For the study, the researchers combined tree abundance and occurrence data from two global datasets – one from the Global Forest Biodiversity Initiative and the other from Treechange – that use ground-sourced forest-plot data. The combined databases yielded a total of 64 100 documented tree species worldwide, a total similar to a previous study that found about 60 000 tree species on the planet.
“We combined individual datasets into one massive global dataset of tree-level data,” said the study’s other senior author, Jingjing Liang of Purdue University, co-ordinator of the Global Forest Biodiversity Initiative.
“Each set comes from someone going out to a forest stand and measuring every single tree – collecting information about the tree species, sizes and other characteristics. Counting the number of tree species worldwide is like a puzzle with pieces spread all over the world,” said Jingjing.
After combining the datasets, the researchers used novel statistical methods to estimate the total number of unique tree species at biome, continental and global scales – including species yet to be discovered and described by scientists. A biome is a major ecological community type, such as a tropical rainforest, a boreal forest or a savanna.
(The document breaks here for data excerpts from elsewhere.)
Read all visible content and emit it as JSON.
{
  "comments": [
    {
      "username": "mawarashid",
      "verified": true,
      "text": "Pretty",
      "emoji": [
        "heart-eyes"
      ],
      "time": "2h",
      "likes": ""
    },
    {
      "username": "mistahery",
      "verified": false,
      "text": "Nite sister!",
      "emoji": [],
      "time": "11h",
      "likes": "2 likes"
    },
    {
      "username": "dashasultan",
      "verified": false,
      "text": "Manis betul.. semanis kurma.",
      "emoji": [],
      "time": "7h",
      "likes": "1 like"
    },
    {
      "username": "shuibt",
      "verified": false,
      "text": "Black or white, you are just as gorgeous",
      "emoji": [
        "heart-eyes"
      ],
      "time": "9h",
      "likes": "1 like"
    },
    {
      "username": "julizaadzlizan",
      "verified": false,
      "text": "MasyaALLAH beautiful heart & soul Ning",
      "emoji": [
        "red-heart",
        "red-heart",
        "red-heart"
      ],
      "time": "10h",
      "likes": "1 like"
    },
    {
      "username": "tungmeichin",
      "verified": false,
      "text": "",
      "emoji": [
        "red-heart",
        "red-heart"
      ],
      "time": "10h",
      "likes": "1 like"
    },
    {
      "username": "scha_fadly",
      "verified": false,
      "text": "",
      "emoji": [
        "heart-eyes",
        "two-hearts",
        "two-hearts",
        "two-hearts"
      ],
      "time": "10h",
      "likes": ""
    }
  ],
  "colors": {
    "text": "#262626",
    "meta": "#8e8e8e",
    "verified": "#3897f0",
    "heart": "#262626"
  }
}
Their conservative estimate of the total number of tree species on Earth is 73 274, which means there are likely about 9 200 tree species yet to be discovered, according to the researchers, who say their new study uses a vastly more extensive dataset and more advanced statistical methods than previous attempts to estimate the planet’s tree diversity.
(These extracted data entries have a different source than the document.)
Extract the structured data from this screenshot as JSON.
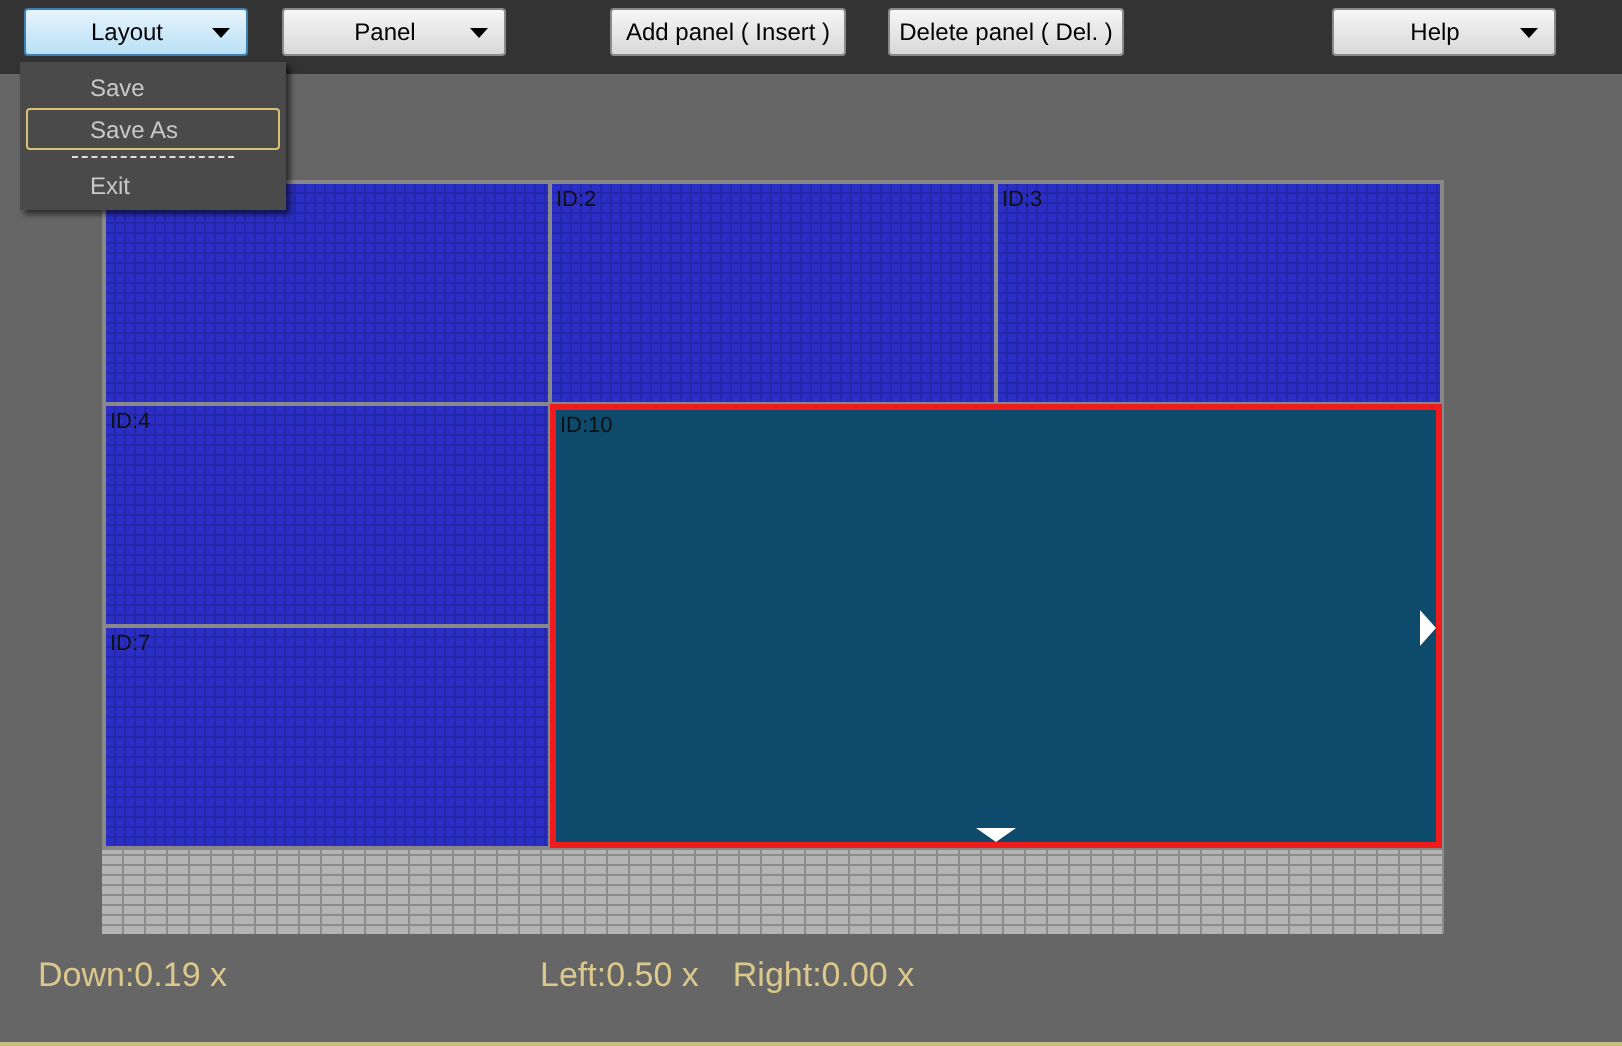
{
  "toolbar": [
    {
      "label": "Layout",
      "dropdown": true,
      "selected": true
    },
    {
      "label": "Panel",
      "dropdown": true,
      "selected": false
    },
    {
      "label": "Add panel ( Insert )",
      "dropdown": false,
      "selected": false
    },
    {
      "label": "Delete panel ( Del. )",
      "dropdown": false,
      "selected": false
    },
    {
      "label": "Help",
      "dropdown": true,
      "selected": false
    }
  ],
  "menu": {
    "items": [
      {
        "label": "Save",
        "selected": false
      },
      {
        "label": "Save As",
        "selected": true
      },
      {
        "kind": "separator"
      },
      {
        "label": "Exit",
        "selected": false
      }
    ]
  },
  "panels": [
    {
      "kind": "cell",
      "selected": false
    },
    {
      "kind": "cell",
      "label": "ID:2",
      "selected": false
    },
    {
      "kind": "cell",
      "label": "ID:3",
      "selected": false
    },
    {
      "kind": "cell",
      "label": "ID:4",
      "selected": false
    },
    {
      "kind": "large",
      "label": "ID:10",
      "selected": true
    },
    {
      "kind": "cell",
      "label": "ID:7",
      "selected": false
    }
  ],
  "status": {
    "down": "Down:0.19 x",
    "left": "Left:0.50 x",
    "right": "Right:0.00 x"
  }
}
The researchers used modern developments of techniques first devised by mathematician Alan Turing during World War II to crack Nazi code, Reich said.
Roughly 40% of the undiscovered tree species – more than on any other continent – are likely to be in South America, which was mentioned repeatedly in the study as being of special significance for global tree diversity.
South America is also the continent with the highest estimated number of rare tree species (about 8 200) and the highest estimated percentage (49%) of continentally endemic tree species – meaning species found only on that continent.
Hot spots of undiscovered South American tree species likely included the tropical and subtropical moist forests of the Amazon basin, as well as Andean forests at elevations between 1 000 and 3 500 metres.